Des livres et des anecdotes : Bonne nouvelle
L’auteur spirituel
Humberto de Campos Veras est né au Brésil en 1886. Journaliste mais aussi homme politique, il écrit de nombreuses ouvrages, des nouvelles et des essais ainsi que des poésies. En 1920, il devient président de l’académie des lettres. Il se désincarne en 1934 à l’âge de 48 ans.
Quelques années plus tard, il se communique et dicte au médium Chico Xavier des livres. Voici dans l’ordre ceux qui sont actuellement traduits en français.
– Chroniques de l’au-delà (1937)
– Messages spirituels (1938)
– Bonne nouvelle (1940)
– Reportages de l’au-delà (1942)
– Lazare revifié (1945)
– Lumière céleste (1947)
– Leçons de vie (1950)
– Contes spirituels (1957)
– Contes d’ici et d’ailleurs, pas édité en français
– Lettres de l’au-delà (1966)
– Album de vie, pas édité en français
Suite à des questions de droits d’auteur, l’auteur spirituel signera du nom de frère X les ouvrages qu’il dicte au médium à partir de 1947.
Ecoutons un passage
Chapitre 15 : Jeanne de Chuza
Parmi la foule qui accompagnait invariablement Jésus durant les prédications du lac, se trouvait toujours une femme au dévouement rare et au noble caractère, des mieux placées dans la société de Capharnaüm. Il s’agissait de Jeanne, épouse de Chuza, intendant d’Antipas, dans la ville où se conjuguaient les intérêts vitaux des commerçants et des pêcheurs.
Jeanne possédait une véritable foi. Cependant, elle ne parvenait pas à se plier aux amertumes, car son compagnon de lutte n’acceptait pas les lumières de l’Évangile. Analysant ses ennuis intimes, la noble dame alla à la rencontre du Messie, un jour où il se reposait dans la maison de Simon, et lui exposa la longue liste de ses contrariétés et souffrances. Son époux ne tolérait pas la doctrine du Maître. Haut fonctionnaire d’Hérode, en contact suivi avec les représentants de l’Empire, il répartissait ses préférences religieuses tantôt avec les intérêts de la communauté judaïque, tantôt avec les dieux romains, ce qui lui permettait de vivre dans une tranquillité facile et profitable. Jeanne confessa au Maître ses peurs, ses luttes et ses dégoûts au sein de l’ambiance familiale, exposant ses amertumes en face des divergences religieuses existantes entre elle et son compagnon.

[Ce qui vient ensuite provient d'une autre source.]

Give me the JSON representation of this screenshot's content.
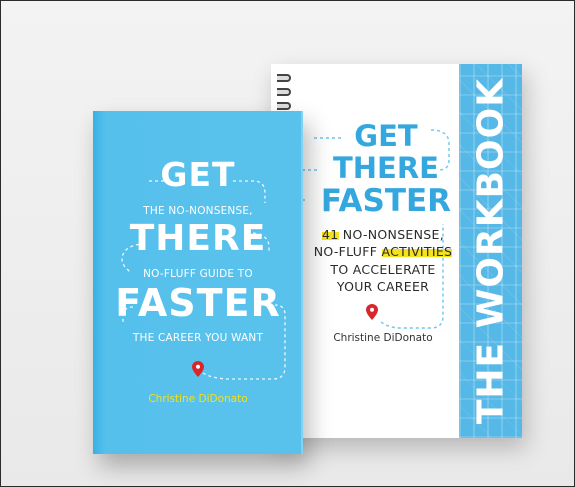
{
  "workbook": {
    "title_line1": "GET",
    "title_line2": "THERE",
    "title_line3": "FASTER",
    "subtitle_line1_prefix": "",
    "subtitle_line1_highlight": "41",
    "subtitle_line1_rest": " NO-NONSENSE,",
    "subtitle_line2_prefix": "NO-FLUFF ",
    "subtitle_line2_highlight": "ACTIVITIES",
    "subtitle_line3": "TO ACCELERATE",
    "subtitle_line4": "YOUR CAREER",
    "author": "Christine DiDonato",
    "spine_title": "THE WORKBOOK"
  },
  "book": {
    "word1": "GET",
    "line1": "THE NO-NONSENSE,",
    "word2": "THERE",
    "line2": "NO-FLUFF GUIDE TO",
    "word3": "FASTER",
    "line3": "THE CAREER YOU WANT",
    "author": "Christine DiDonato"
  },
  "colors": {
    "cover_blue": "#59c2ec",
    "title_blue": "#34a8de",
    "highlight_yellow": "#f4e21a",
    "author_yellow": "#f2e11c",
    "pin_red": "#d9262b"
  },
  "icons": {
    "pin": "map-pin-icon"
  }
}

Après avoir écouté ses longs propos, Jésus lui suggéra :
— Jeanne, il n’y a qu’un seul Dieu, qui est Notre Père, et il n’existe qu’une seule foi en ce qui concerne nos relations avec son amour. Dans le monde, certaines manifestations religieuses ne sont bien souvent rien d’autre que des vices populaires dans les habitudes extérieures. Tous les temples de la Terre sont en pierre. Je viens au nom de Dieu ouvrir le temple de la foi vive dans le coeur des hommes. Un combat commence à s’instaurer parmi les disciples sincères de l’Évangile et les erreurs millénaires du monde, le combat sans sang de la rédemption spirituelle. Remercie le Père de t’avoir jugée digne du bon travail, dès à présent. Ton époux ne comprend pas ton âme sensible ? Il te comprendra un jour. Il est inconséquent et différent ? Aime-le, même ainsi. Tu ne te trouverais pas liée à lui s’il n’y avait pas une juste raison à cela. En le servant avec un dévouement amoureux, tu seras en train d’accomplir la volonté de Dieu. Parle-moi de tes craintes et de tes doutes. Pour l’Évangile, tu dois l’aimer encore plus. Les personnes en bonne santé n’ont pas besoin de médecin. D’autre part, nous ne pourrons pas cueillir de raisin sur les épines, mais nous pouvons préparer le sol qui a produit des chardons empoisonnés afin que nous y cultivions la vigne merveilleuse de l’amour et de la vie.
Jeanne laissa entrevoir dans le doux éclat de ses yeux la satisfaction intérieure que ces éclaircissements lui causaient. Mais révélant entièrement son état d’esprit, elle demanda :
— Maître, vos paroles soulagent mes pensées tourmentées. Cependant, je ressens une difficulté extrême pour atteindre une compréhension réciproque au sein de mon foyer. Ne pensez-vous pas que j’ai raison de lutter afin d’imposer vos principes ? En agissant ainsi, est-ce que je ne serais pas en train d’amener mon époux au changement vers le Ciel et vers votre Règne ?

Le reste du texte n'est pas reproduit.